Dopo Aurelio Amendola e l’artista e amico catalano Juan Mirò, si apre il terzo atto della ricca programmazione con la quale la Fondazione, in collaborazione con il Comune di Pistoia, celebra al Museo Marini l’amore per l’arte internazionale nella cornice di Pistoia Capitale italiana della Cultura. Dal 21 ottobre fino al 7 gennaio 2018 sarà possibile ammirare una selezione di opere di Kenjiro Azuma che testimonia, ripercorre e racconta “Una vita in Italia” trascorsa dall'artista. L’allievo più talentuoso di Marini che diventa assistente e poi maestro, la cui vicenda biografica e artistica è presentata attraverso un percorso cronologica che si intreccia, non a caso ma per scelta, con l’arte e il linguaggio dell’artista pistoiese.

La mostra, curata da Ambra Tuci e Francesco Burchielli, è realizzata con il contributo di Fondazione Alta Toscana e si avvale del testo critico di Marco Bazzini.

“Gli bastò sfogliare una monografia di Marino in una libreria di Tokyo – ricorda Mami a proposito del padre – per capire che l’arte italiana sarebbe stata una delle linee guida della sua vita. Fu in quel momento, con la determinazione che contraddistingueva un ventenne orientale, che decise di partire per Milano, nel 1956, attraversare il pianeta e solcare i cieli con un volo lungo 56 ore e rendersi protagonista di una identità artistica che avrebbe segnato profondamente il suo destino. Vedendo le opere di Marino, Kenjiro scopre non solo il suo maestro, ma anche l’Italia, in un momento storico in cui, anche a causa delle difficoltà linguistiche, le telefonate internazionali erano mediate dal centralinista dell’allora compagnia telefonica”.

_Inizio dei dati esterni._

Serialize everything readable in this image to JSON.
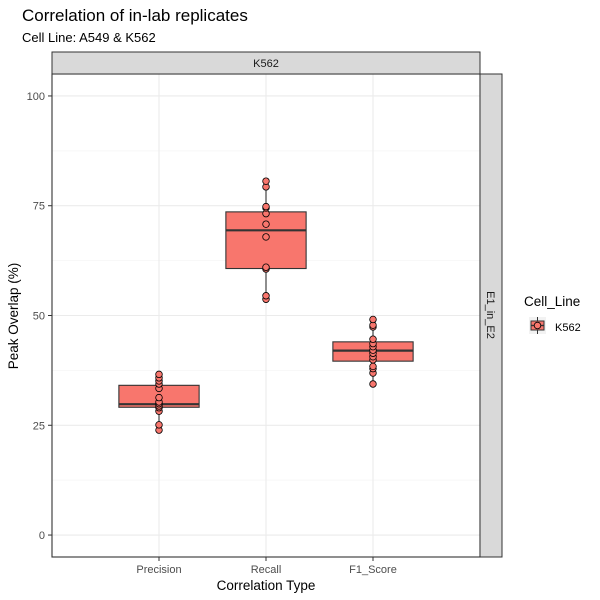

Nel mettere a confronto per la prima volta il lavoro dei due artisti, la mostra “Una vita in Italia” esalta l’amicizia, la sintonia, il pensiero comune. “Marino – ha aggiunto Maria Teresa Tosi – ha spinto Azuma a leggere dentro di sé, a esprimere se stesso e la sua filosofia orientale, a tirar fuori la propria identità. È in quest’ottica che la Fondazione Marino Marini presenta alcune delle sculture più significative di Kenjiro Azuma che variano per tipologia e natura dalle prime più tradizionali a quelle più emblematiche del suo lavoro; opere che, nella loro sintesi, con i loro pieni e i loro vuoti, esprimono quello che per l’artista veramente esiste d’importante nella vita, il modo di convivere”.